On the nature of the phase transitions in two-dimensional type II superconductors

TL;DR

This study uses advanced simulations to investigate phase transitions in two-dimensional type-II superconductors, revealing that larger system sizes support a continuous melting process consistent with the KTHNY theory, challenging earlier first-order transition findings.

Contribution

The paper demonstrates that larger system simulations show no first-order transition, supporting a continuous melting scenario in 2D superconductors using the optimal energy diffusion algorithm.

Findings

No evidence of first-order transition in large systems

Supports KTHNY scenario of continuous melting

Melting proceeds via hexatic phase

Abstract

We have simulated the thermodynamics of vortices in a thin film of a type-II superconductor. We make the lowest Landau level approximation, and use quasi-periodic boundary conditions. Our work is consistent with the results of previous simulations where evidence was found for an apparent first order transition between the vortex liquid state and the vortex crystal state. We show, however, that these results are just an artifact of studying systems which are too small.

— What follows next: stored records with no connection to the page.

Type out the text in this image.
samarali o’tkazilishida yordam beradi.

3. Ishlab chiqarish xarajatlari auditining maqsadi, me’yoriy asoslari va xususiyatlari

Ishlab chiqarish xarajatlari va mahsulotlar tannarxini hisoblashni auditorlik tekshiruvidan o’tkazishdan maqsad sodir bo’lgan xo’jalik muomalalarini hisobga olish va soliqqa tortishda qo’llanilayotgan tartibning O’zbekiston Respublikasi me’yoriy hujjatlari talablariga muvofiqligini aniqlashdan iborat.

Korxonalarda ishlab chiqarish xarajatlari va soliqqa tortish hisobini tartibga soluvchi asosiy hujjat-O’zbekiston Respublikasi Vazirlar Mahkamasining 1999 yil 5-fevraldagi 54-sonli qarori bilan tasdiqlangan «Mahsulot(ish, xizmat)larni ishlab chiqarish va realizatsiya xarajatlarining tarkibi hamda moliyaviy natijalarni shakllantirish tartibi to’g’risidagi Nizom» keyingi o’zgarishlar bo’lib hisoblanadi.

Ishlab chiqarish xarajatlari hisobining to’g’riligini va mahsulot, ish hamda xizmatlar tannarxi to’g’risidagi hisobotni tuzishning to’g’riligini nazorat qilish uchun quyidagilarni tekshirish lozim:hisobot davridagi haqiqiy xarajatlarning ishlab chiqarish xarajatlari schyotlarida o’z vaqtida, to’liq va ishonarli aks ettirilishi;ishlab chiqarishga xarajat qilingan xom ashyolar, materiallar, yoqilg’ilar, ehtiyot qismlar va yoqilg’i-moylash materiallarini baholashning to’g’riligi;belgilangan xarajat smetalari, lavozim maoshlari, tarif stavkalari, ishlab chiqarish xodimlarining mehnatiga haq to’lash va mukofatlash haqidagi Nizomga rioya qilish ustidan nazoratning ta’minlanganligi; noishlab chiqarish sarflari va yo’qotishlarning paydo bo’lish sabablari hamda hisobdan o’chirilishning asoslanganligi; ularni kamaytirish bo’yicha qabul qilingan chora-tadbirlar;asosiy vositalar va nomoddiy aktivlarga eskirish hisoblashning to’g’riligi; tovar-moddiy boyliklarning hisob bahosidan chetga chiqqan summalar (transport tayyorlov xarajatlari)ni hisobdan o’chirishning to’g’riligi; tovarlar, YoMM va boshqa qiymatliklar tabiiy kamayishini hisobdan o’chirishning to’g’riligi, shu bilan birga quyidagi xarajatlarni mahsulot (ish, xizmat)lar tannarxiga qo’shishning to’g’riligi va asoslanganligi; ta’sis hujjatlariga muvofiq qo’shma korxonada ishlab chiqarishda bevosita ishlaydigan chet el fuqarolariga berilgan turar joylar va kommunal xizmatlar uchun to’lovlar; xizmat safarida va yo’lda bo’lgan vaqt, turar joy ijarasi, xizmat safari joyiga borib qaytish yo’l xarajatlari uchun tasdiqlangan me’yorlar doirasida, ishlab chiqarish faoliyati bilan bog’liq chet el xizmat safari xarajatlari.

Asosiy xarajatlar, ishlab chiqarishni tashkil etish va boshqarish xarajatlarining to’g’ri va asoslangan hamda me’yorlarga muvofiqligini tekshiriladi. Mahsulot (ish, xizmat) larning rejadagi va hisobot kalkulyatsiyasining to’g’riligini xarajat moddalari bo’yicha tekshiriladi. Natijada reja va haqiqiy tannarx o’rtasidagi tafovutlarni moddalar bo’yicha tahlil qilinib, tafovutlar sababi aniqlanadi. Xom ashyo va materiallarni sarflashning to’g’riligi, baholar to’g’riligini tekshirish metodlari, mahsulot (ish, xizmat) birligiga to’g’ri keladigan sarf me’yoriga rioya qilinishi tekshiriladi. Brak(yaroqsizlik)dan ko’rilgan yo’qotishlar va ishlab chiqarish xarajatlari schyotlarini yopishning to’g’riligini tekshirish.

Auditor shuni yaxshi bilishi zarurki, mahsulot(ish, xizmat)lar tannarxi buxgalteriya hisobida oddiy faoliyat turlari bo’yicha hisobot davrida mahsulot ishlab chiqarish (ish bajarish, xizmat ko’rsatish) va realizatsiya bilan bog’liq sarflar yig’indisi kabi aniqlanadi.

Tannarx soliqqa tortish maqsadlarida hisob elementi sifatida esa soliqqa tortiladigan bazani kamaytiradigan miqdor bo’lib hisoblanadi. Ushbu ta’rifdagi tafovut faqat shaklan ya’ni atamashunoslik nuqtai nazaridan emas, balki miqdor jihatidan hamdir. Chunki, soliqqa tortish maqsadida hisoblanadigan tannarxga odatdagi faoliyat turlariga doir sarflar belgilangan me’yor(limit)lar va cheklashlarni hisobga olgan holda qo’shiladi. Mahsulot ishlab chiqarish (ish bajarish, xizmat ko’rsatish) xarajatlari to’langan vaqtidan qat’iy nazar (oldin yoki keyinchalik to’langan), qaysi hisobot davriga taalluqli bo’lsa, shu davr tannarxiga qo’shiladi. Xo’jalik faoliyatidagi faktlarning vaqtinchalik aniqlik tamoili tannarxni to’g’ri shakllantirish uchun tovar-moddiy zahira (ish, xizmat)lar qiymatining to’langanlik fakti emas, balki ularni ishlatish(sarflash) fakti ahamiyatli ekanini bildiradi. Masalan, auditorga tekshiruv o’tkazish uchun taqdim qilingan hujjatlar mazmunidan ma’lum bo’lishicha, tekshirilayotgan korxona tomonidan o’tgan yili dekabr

There are substantial difficulties in simulating larger systems using traditional approaches. By means of the optimal energy diffusion algorithm we have been able to study systems containing up to about one thousand vortices, and for these larger systems the evidence for a first order transition disappears. By studying both crystalline and hexatic order, we show that the KTHNY scenario seems to apply, where melting from the crystal is first to the hexatic liquid state and next to the normal vortex liquid, in both cases via a continuous transition.